Conformational transitions in the glycine-bound GluN1 NMDA receptor LBD via single-molecule FRET

Abstract

The N-methyl-D-aspartate receptor (NMDAR) is a member of the glutamate receptor family of proteins and is responsible for excitatory transmission. Activation of the receptor is thought to be controlled by conformational changes in the ligand binding domain (LBD); however, glutamate receptor LBDs can occupy multiple conformations even in the activated form. This work probes equilibrium transitions among NMDAR LBD conformations by monitoring the distance across the glycine-bound LBD cleft using single-molecule Förster resonance energy transfer (smFRET). Recent improvements in photoprotection solutions allowed us to monitor transitions among the multiple conformations. Also, we applied a recently developed model-free algorithm called "step transition and state identification" to identify the number of states, their smFRET efficiencies, and their interstate kinetics. Reversible interstate conversions, corresponding to transitions among a wide range of cleft widths, were identified in the glycine-bound LBD, on much longer timescales compared to channel opening. These transitions were confirmed to be equilibrium in nature by shifting the distribution reversibly via denaturant. We found that the NMDAR LBD proceeds primarily from one adjacent smFRET state to the next under equilibrium conditions, consistent with a cleft-opening/closing mechanism. Overall, by analyzing the state-to-state transition dynamics and distributions, we achieve insight into specifics of long-lived LBD equilibrium structural dynamics, as well as obtain a more general description of equilibrium folding/unfolding in a conformationally dynamic protein. The relationship between such long-lived LBD dynamics and channel function in the full receptor remains an open and interesting question.

Figure 1

Measured ensemble smFRET distribution for the NMDAR LBD with glycine bound. (Dashed curves) Gaussian fits for each state; (solid magenta curve) total sum of Gaussians to provide a visual estimate for the goodness of fits of the seven-state model. (Inset) Structure of the NMDAR GluN1 isolated LBD bound to glycine, based on the PDB:1PB7 crystal structure. The protein strand was mutated at T193 (red marker) and S115 (blue marker) to cysteine to attach the acceptor and donor fluorophores.

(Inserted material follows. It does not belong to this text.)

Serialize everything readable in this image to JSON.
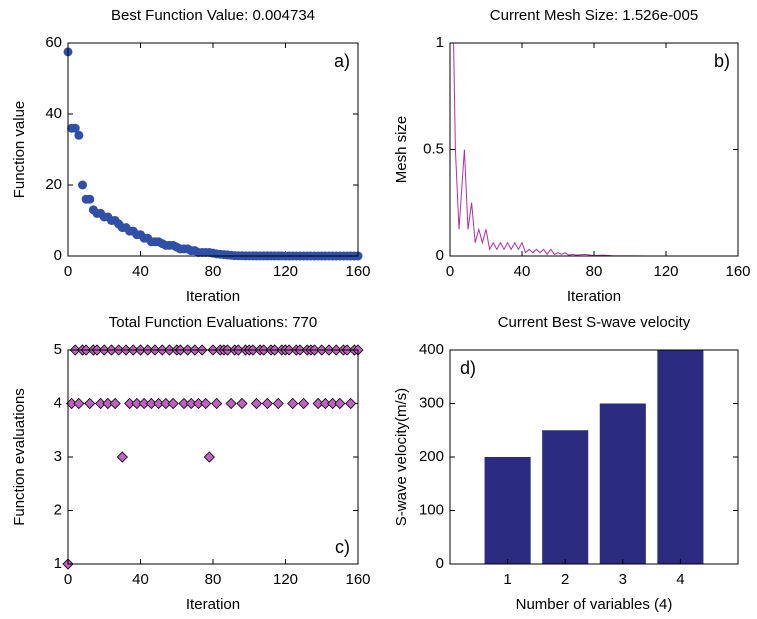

A His-tag was added to the protein at the N-terminus (yellow marker) to allow for immobilization. (Green-dashed line) FRET distance, which changes as the protein opens and closes the cleft.

Figure 2

The STaSI method determines the number and location of the states based on the denoised data. (a) All of the denoised smFRET trajectories were combined after local background subtraction and blink filtering, to provide a sufficiently large basis for the STaSI method to accurately locate the states, a 100× downsampled portion of which is shown. (b) The percentage assigned to each state from the total data set. FRET efficiency can be tracked horizontally from the data trajectory to the histogram. The contour of the distribution reflects the distribution of the measured FRET efficiency in Fig. 1.

Figure 3

Low-resolution raster-scanned image analysis shows how the average smFRET value from a single population of NMDAR LBD proteins changes as a function of GdmCl concentration. (a) A shift from high FRET efficiency to low FRET efficiency as denaturant concentration is increased can be seen in the histograms for the calculated FRET efficiency for identified molecules under each condition. (b) Combined average FRET efficiency for all of the areas as a function of GdmCl concentration. (c) Replotting the calculated average FRET efficiency against time elapsed for the denaturation experiment shows that by lowering the denaturant concentration the protein was able to recover, and that the denaturant’s effect on the NMDAR LBD is a reversible process; however, time-dependent photobleaching of the acceptor dye is also observed. The error bars plotted represent the distribution in the average among the different areas.

Figure 4

Two example single-molecule trajectories with the calculated FRET efficiency and state distribution. (a and d) The acceptor and donor signal for a single identified NMDAR LBD. The signal has been background-corrected and blink-filtered and shows a strong anticorrelation between the donor and acceptor, which is indicative of smFRET. (b and e) The corresponding apparent FRET efficiency for the signal in (a) and (d), respectively. The STaSI state at each time point is overlaid. (c and f) The smFRET histogram for each individual trajectory. The STaSI state histogram has also been overlaid and rescaled so that the maximum peak is the same height as the denoised maximum. (a–c) Example protein that remained stable in a high FRET efficiency state before transitioning into a stable lower FRET efficiency state and thus a more open-cleft conformation. (d–f) State-to-state movement is not one-directional and the NMDAR LBD can recover into the original state after visiting the open-cleft conformation.

Figure 5

Matrix of transition counts between the STaSI states. The state of the protein before the transition point defines the vertical axis, and the state that the NMDAR LBD transitions to is the horizontal axis. State transitions cannot occur between a state and itself, which nullifies the diagonal. (Color) Total number of transitions for that state pair.